Thirteen years ago today I blogged about Google launching Open Social, an API that would allow developers to tap into multiple social networks at once. It was supposed to be an answer to Facebook (who then had opened up their platform silo for developers to build small applications (since removed as an option). The NYT called it Google ‘ganging up’ on Facebook, the ‘new kid on the block’ (FB became globally available to all in the fall of 2006).
Seeing that 2007 posting in my ‘on this blog today in…’ widget I was curious to see whatever happened to Open Social. After the launch in 2007, I don’t remember hearing much about it anymore.
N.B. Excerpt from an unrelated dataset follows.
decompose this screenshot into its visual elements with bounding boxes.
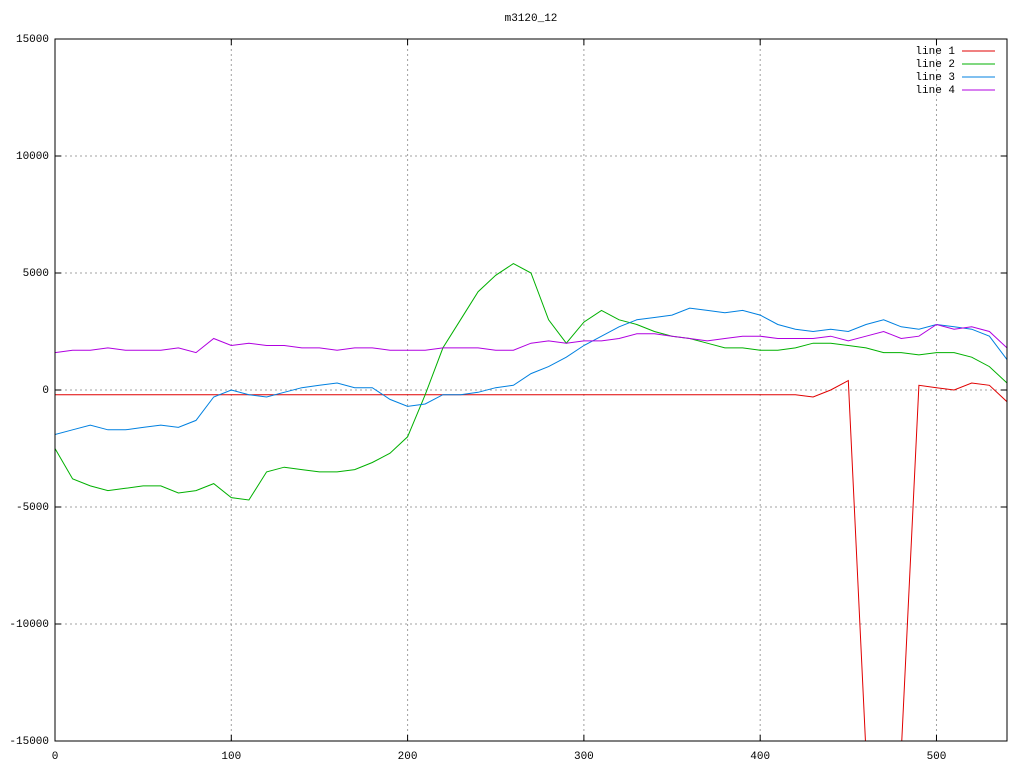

Following the link to Google’s own page on Open Social now gets a 404 error message (which isn’t different from 2007 when I blogged it, because news leaked before the launch, so that page wasn’t active yet. In between today and today in 2007 it has been a working link for some years though as the Internet Archive can attest) Wikipedia has the story of the years in between in more detail. The Open Social standard saw it latest release in August 2013, and then development stopped.
By the end of 2014 it was all transferred to the W3C’s Social Activity, the Social Web Working Group, and the Social Interest Group. All those three are defunct now too (the interest group closed in 2016, the working group and activity early 2018).
Yet, the still remaining W3C Working Group page has a photo with a number of familiar faces: core members of the IndieWeb community. And the Working Group delivered in their 2014-2018 period of activity the W3C standard recommendations for all the major building blocks of the IndieWeb (Webmentions, Micropub, Microsub, Activitypub, IndieAuth). The W3C activity wound down and reduced to a single W3C IRC channel #social that sees little activity. The log files of #social are hosted on indieweb.org.